A man who prosecutors say was the first to breach the Capitol building during the Jan. 6, 2021, riot was sentenced on Tuesday to more than four years in prison.
Michael Sparks, 47, of Elizabethtown, Kentucky, was sentenced to 53 months in prison, 36 months of supervised release, and charged a $2,000 fine, after being found guilty of obstruction of an official proceeding, civil disorder and several misdemeanor offenses earlier this year, according to the Department of Justice.
Sparks had traveled to Washington with a group of co-workers and attended Trump’s “Stop the Steal” rally on Jan. 6. According to evidence presented at his trial, he was one of the first rioters to break into the Capitol building, and video footage shows him climbing inside the building through a broken window, despite warning from others not to.
He proceeded to join a group of men in pursuing a U.S. Capitol police officer up a flight of stairs while the mob shouted at the officer, the evidence showed. Several other officers joined in to try to stop the rioters and ordered them to leave, after which Sparks walked to the front of the group and confronted the first officer, aggressively yelling, “This is our America!”
In the days prior to the Jan. 6 riot, Sparks had expressed violent intentions online, writing, “We want a civil war to be clear” on the social media site Parler, according to evidence presented during his trial. He had also posted to Facebook: “It’s time to drag them out of Congress. It’s tyranny.”
According to court documents, Sparks had prior knowledge of Congress’ plans to certify the electoral votes.

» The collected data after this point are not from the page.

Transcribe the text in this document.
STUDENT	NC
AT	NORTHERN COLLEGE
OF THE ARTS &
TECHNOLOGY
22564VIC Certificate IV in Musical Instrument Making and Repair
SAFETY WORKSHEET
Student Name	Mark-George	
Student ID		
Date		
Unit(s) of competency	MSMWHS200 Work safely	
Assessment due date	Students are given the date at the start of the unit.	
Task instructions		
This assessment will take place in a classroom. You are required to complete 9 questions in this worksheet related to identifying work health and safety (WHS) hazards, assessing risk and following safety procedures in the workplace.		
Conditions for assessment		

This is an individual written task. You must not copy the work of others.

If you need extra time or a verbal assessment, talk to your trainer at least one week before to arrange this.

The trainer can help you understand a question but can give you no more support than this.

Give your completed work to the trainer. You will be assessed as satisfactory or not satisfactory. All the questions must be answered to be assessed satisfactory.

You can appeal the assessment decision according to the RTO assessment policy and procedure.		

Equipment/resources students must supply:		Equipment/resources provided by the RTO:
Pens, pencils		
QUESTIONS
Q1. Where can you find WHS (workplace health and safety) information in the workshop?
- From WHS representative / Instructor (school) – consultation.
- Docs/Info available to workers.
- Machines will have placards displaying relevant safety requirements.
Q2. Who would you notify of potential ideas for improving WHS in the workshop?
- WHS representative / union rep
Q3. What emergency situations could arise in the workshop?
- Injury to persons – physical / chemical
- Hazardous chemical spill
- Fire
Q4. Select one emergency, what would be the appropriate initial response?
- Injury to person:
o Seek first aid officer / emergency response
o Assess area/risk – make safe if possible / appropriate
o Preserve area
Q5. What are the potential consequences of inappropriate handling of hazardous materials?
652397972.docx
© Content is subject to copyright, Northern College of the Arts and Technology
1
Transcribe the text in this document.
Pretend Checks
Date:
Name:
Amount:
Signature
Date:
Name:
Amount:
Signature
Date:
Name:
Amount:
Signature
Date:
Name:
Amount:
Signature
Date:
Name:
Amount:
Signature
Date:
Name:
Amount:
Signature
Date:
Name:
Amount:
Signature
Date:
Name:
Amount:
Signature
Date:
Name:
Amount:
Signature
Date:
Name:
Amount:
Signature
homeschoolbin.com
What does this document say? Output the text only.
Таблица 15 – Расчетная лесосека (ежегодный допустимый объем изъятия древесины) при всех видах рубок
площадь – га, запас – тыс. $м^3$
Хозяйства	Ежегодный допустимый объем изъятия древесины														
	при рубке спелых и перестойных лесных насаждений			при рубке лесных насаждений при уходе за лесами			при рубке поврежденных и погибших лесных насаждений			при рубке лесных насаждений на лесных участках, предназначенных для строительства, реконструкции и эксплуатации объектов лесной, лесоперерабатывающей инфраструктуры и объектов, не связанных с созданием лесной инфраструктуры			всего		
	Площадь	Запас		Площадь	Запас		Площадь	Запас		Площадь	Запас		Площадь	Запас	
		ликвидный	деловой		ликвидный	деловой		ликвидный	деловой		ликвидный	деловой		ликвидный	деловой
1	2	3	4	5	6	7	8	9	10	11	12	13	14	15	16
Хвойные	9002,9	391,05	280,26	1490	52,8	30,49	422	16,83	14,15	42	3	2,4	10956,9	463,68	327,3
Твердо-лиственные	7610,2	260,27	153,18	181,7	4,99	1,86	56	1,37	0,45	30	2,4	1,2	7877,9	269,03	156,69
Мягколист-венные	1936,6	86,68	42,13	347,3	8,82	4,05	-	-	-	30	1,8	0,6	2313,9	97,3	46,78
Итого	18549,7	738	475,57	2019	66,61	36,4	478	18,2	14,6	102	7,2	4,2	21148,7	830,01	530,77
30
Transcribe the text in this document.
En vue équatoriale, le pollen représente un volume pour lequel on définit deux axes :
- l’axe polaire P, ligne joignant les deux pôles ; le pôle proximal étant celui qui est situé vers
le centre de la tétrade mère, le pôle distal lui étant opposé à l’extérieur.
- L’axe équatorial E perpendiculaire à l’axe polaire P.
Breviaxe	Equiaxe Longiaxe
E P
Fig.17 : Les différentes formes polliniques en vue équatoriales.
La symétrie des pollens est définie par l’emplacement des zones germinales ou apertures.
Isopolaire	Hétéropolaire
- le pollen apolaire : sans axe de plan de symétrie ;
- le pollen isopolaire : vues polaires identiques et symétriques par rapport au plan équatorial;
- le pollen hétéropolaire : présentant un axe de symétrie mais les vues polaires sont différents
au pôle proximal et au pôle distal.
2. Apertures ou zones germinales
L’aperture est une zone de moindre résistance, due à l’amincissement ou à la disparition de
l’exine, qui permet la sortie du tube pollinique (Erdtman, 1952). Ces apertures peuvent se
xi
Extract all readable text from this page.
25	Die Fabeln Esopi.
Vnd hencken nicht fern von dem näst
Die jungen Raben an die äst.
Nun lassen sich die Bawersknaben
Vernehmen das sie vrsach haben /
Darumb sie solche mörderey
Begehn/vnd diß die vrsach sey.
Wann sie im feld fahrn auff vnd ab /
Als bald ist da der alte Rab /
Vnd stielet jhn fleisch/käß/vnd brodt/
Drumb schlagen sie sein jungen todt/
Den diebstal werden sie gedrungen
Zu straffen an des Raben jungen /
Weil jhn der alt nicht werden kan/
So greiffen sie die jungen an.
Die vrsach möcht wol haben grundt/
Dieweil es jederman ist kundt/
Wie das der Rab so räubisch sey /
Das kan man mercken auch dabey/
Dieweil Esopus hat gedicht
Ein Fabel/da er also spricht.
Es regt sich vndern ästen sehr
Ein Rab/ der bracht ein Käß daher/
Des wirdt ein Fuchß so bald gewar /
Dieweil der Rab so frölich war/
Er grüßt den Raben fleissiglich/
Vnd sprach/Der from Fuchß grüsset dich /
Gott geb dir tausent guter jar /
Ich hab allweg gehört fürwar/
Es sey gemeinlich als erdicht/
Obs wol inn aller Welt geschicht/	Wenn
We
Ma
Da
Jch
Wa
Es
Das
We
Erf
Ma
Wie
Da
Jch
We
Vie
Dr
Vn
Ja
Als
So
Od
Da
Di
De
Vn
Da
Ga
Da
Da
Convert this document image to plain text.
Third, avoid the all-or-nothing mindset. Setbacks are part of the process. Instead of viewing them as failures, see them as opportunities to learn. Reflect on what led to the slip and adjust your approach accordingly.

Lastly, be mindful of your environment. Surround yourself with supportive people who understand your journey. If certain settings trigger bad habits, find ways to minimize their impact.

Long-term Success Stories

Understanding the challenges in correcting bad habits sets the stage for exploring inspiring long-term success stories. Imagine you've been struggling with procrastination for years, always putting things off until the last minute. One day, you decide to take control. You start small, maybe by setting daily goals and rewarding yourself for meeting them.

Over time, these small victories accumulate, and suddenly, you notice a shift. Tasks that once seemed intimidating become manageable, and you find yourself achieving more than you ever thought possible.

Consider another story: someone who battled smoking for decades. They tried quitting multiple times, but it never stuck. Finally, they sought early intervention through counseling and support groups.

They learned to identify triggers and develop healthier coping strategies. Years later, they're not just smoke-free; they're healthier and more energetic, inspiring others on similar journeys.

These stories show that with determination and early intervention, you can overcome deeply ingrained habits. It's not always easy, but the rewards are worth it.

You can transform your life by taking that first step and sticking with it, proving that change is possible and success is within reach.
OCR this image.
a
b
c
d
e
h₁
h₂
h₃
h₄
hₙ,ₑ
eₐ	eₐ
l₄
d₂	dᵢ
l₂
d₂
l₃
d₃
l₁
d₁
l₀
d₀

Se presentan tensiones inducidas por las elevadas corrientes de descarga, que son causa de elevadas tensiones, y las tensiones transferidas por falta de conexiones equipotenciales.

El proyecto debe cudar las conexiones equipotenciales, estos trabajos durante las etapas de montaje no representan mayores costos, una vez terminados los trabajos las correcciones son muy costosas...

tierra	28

Following the Jan. 6 riot, he wrote in a Parler post, “A new dawn is coming. Be ready. Just pray and trust in the Lord,” warning readers to “be ready for a lot of big events. Have radios for power loss etc. Love every body.”
During his sentencing, Sparks’ lawyer, Scott T. Wendelsdorf, argued that the focus shouldn’t be on Sparks being the first to enter the building, but rather how long he was inside and what his actions were, The New York Times reported.
Prosecutors asked the judge for a harsher sentence of 57 months in prison and three years of supervised release, stating that his forced entry into the building sparked “the forced interruption of the 2020 Electoral College vote count and threatening the peaceful transfer of power after the 2020 presidential election.”
Meanwhile, Wendelsdorf tried to push for a sentence of one year under house arrest followed by three years of supervised release, arguing that Sparks never assaulted or threatened an officer and that he left the Capitol building 20 minutes after he entered.
“Michael Sparks may have started the game, according to the government, but he was out of the game on the sidelines before the first quarter was over,” the defense attorney told jurors in March.
On Tuesday, Judge Timothy J. Kelly told Sparks it was undeniable that his entry into the building would have “an emboldening and encouraging effect on everyone who was at least in your vicinity,” according to The Associated Press.
“To say it wasn’t a material, key point in the mob’s taking of the Capitol, I think, is just ignoring the obvious,” the judge said.
Sparks is one of more than 1,260 people who have been charged for crimes related to the Jan. 6 attack at the Capitol.